Le chupe de camarones
Une soupe épaisse et généreuse aux écrevisses de la rivière Majes. Un plat de fête arequipeño, complet à lui seul. Si vous passez par le canyon de Colca, ne le manquez pas.
La trucha
La truite d'altitude, élevée dans les rivières de la Vallée Sacrée et dans le lac Titicaca. Servie frite, grillée ou à l'ail. C'est le plat que je commande le plus souvent en trek : léger, protéiné, facile à digérer en altitude.
L'adobo arequipeño
Un ragoût de porc mijoté toute la nuit, traditionnellement mangé le dimanche matin à Arequipa — y compris, disons-le, pour se remettre de la veille. Le parfum de la chicha fermentée dans la sauce est inimitable.
Le chiriuchu
Littéralement « piment froid » en quechua.
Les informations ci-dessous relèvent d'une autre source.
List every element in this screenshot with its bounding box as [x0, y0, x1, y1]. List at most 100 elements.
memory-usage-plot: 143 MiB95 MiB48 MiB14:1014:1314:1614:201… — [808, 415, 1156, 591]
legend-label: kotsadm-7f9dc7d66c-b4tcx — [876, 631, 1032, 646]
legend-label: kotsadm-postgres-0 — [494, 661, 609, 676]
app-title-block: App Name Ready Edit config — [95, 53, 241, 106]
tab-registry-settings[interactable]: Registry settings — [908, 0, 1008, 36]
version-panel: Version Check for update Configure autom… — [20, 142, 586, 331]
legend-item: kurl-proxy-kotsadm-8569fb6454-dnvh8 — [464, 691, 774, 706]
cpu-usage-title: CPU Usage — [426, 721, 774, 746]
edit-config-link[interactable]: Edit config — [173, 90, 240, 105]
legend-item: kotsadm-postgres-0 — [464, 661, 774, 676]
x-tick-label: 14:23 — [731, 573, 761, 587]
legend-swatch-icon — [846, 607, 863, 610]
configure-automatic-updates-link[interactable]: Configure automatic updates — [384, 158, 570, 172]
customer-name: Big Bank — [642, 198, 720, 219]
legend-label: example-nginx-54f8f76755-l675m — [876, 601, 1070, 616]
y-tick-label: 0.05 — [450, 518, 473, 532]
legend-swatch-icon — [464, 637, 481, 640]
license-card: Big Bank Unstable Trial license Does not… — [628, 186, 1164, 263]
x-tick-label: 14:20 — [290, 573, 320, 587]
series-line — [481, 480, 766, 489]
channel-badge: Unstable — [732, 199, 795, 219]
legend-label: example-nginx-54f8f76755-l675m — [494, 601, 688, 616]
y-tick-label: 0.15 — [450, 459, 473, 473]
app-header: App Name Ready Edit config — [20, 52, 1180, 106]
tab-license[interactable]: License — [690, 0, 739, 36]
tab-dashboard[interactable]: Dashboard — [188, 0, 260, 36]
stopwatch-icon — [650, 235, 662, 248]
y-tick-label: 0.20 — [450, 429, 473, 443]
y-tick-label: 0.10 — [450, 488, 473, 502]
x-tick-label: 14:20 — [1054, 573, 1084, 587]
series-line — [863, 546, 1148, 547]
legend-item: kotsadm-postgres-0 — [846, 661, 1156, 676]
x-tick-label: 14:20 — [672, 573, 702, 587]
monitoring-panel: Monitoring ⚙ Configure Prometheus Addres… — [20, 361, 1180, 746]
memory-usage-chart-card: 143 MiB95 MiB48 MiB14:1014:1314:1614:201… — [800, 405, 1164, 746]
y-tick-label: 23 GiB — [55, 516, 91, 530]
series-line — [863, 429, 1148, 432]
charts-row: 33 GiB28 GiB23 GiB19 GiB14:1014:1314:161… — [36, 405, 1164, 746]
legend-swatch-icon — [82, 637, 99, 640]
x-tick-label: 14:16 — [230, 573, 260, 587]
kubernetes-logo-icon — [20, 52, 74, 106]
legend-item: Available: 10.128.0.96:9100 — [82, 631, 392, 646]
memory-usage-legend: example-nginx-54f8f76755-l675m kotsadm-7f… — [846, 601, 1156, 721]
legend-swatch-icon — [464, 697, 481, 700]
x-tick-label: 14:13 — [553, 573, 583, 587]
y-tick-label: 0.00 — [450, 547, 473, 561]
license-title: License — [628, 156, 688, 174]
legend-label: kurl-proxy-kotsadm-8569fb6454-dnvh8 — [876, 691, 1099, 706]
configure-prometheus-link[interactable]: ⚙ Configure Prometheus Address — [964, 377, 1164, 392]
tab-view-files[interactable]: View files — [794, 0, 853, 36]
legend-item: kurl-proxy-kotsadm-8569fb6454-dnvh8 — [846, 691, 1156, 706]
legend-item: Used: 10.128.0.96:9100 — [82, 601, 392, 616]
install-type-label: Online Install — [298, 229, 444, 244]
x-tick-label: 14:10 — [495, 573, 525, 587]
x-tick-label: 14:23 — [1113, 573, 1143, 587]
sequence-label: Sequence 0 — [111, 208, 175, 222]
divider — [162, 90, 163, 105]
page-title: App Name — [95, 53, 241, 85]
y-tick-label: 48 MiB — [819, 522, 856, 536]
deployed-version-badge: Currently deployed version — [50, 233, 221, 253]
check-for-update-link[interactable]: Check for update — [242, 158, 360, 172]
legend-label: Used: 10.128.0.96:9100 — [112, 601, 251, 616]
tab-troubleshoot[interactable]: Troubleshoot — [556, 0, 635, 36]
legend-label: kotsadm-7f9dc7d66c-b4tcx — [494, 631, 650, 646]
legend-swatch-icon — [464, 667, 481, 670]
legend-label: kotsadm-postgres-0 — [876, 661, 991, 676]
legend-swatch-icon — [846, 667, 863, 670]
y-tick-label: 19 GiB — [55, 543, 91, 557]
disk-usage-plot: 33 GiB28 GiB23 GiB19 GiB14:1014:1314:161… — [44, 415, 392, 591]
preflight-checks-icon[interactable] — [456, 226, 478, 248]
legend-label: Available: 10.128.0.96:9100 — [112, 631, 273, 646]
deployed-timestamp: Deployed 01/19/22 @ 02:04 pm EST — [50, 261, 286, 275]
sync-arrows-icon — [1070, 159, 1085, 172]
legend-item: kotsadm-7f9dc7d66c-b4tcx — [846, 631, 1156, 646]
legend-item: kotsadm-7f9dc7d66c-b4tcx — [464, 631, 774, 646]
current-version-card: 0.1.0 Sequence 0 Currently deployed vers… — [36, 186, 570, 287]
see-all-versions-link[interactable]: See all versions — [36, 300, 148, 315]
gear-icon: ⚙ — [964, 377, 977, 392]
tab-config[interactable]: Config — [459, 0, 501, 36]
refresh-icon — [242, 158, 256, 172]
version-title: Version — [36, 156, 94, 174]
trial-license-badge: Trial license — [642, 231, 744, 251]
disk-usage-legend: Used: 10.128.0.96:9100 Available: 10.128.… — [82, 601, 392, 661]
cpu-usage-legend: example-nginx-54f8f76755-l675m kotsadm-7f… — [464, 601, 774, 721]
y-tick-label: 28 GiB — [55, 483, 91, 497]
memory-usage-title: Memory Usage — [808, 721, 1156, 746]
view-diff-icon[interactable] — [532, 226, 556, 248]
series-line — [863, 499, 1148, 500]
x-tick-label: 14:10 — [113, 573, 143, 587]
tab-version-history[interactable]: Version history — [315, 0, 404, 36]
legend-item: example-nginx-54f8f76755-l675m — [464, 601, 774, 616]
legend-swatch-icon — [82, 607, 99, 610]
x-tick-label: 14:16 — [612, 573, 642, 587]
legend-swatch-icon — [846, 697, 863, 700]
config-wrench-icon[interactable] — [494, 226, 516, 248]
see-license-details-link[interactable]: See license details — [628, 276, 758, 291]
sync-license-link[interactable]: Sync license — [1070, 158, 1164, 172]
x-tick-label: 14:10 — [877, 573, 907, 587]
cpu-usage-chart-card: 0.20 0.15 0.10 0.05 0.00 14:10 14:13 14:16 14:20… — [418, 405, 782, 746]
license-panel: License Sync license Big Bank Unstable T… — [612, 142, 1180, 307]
Le plat rituel de Cusco, servi une seule fois dans l'année, pendant la fête du Corpus Christi en juin. Chaque ingrédient représente une région du monde andin : c'est un plat qui raconte le pays entier dans une assiette. Si votre voyage tombe en juin, vous aurez une chance que la plupart des voyageurs n'ont jamais.
Les pommes de terre et le maïs
Ce ne sont pas des plats, mais impossible de les passer sous silence : la pomme de terre est née ici, et le Pérou en compte plus de 3 000 variétés. Sur les marchés de Pisac ou de Chinchero, vous verrez des tubercules noirs, violets, tordus, minuscules. Le maïs suit la même logique : blanc géant, violet, jaune, grillé. Demandez à goûter le choclo con queso — maïs géant tiède avec une tranche de fromage frais. C'est le goûter de mon enfance.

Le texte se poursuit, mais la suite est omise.